For me, someone who knows the governments abusive tactics violation civil rights everyday of the year, the 33 page opinion is a delightful read. The three judge panel provides an extensive analysis of absolute immunity, qualified immunity, and Monell. These three legal principles are the Damocles of civil rights actions. The opinion acknowledges that “worthy civil rights claims are often never brought to trial,” because of these three doctrines. The overlap and intertwining of these principles “frequently conspire to turn winnable claims into losing ones.”

After the majority of the panel agreed with the District Court that the actions of the prosecuting attorney did NOT afford him absolute immunity, the dissenting opinion found that governing precedent prevented the Court from granting this relief, even though he did not agree. Judge James C. Ho opined this:

“This case illustrates that conspiracy in action. Under the doctrine of
absolute prosecutorial immunity, Wearry cannot bring suit against the
prosecutor or the police officer who wrongly put him on death row.
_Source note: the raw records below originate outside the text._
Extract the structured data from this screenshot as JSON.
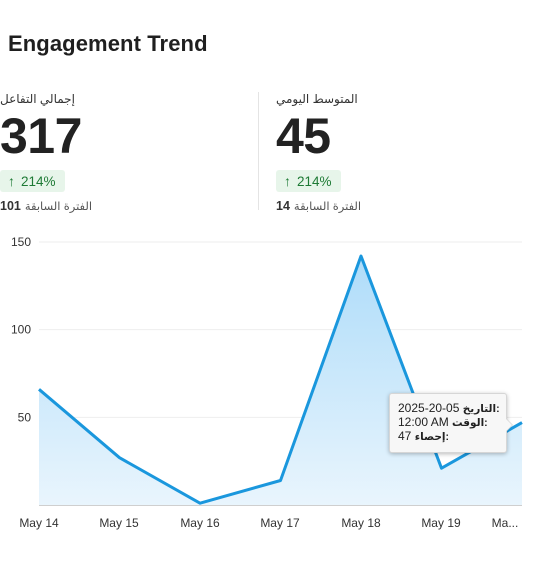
{
  "header": {
    "title": "Engagement Trend"
  },
  "metrics": [
    {
      "label": "إجمالي التفاعل",
      "value": "317",
      "change": "214%",
      "previous_value": "101",
      "previous_label": "الفترة السابقة"
    },
    {
      "label": "المتوسط اليومي",
      "value": "45",
      "change": "214%",
      "previous_value": "14",
      "previous_label": "الفترة السابقة"
    }
  ],
  "tooltip": {
    "date_key": "التاريخ:",
    "date_value": "2025-20-05",
    "time_key": "الوقت:",
    "time_value": "12:00 AM",
    "count_key": "إحصاء:",
    "count_value": "47"
  },
  "colors": {
    "line": "#1a97dd",
    "fill_top": "#aedcf9",
    "fill_bottom": "#e9f5fd",
    "badge_bg": "#e7f5ea",
    "badge_text": "#1e7a35"
  },
  "chart_data": {
    "type": "area",
    "categories": [
      "May 14",
      "May 15",
      "May 16",
      "May 17",
      "May 18",
      "May 19",
      "Ma..."
    ],
    "series": [
      {
        "values": [
          66,
          27,
          1,
          14,
          142,
          21,
          47
        ]
      }
    ],
    "y_ticks": [
      50,
      100,
      150
    ],
    "ylim": [
      0,
      150
    ],
    "grid": true,
    "legend": "none"
  }
}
And that
is so even if we assume (as we must at this stage) that the prosecutor and
police officer engaged in a malicious campaign to coerce false testimony
against him. Nor could Wearry sue the municipality that employed the
prosecutor and police officer, because neither of them was operating
pursuant to an official municipal policy or custom. See id. at 691 (“Congress
did not intend municipalities to be held liable unless action pursuant to
official municipal policy . . . caused [the] constitutional tort”); id. (“[A]
municipality cannot be held liable under [42 U.S.C.] § 1983 on a respondeat
superior theory.”).
The good news for anyone outraged by this state of affairs is that the
American people have a remedy. Congress decides what our laws shall be.
Courts merely interpret and apply those laws. So if a court applies a rule of
law that seems wrong and unjust, the people can demand that the legislative
branch fix it.
In sum, Congress can abolish qualified immunity, absolute
prosecutorial immunity, and Monell. And it can do so anytime it wants to.”

Judge Ho called the problem one of the “court’s own making”, i.e, inventing qualified immunity which added a burden to the Plaintiff’s prove. Not only does the plaintiff have to show that his constitutional right was violated, but that it was clearly established at the time the act was committed.

I know from litigation experience, that the plaintiff is faced with razor sharp distinctions in the facts of the case.

Wearry is a good move by the Fifth Circuit Court, it is likely that the defendants will push this to the Supreme Court. We will keep an eye on it.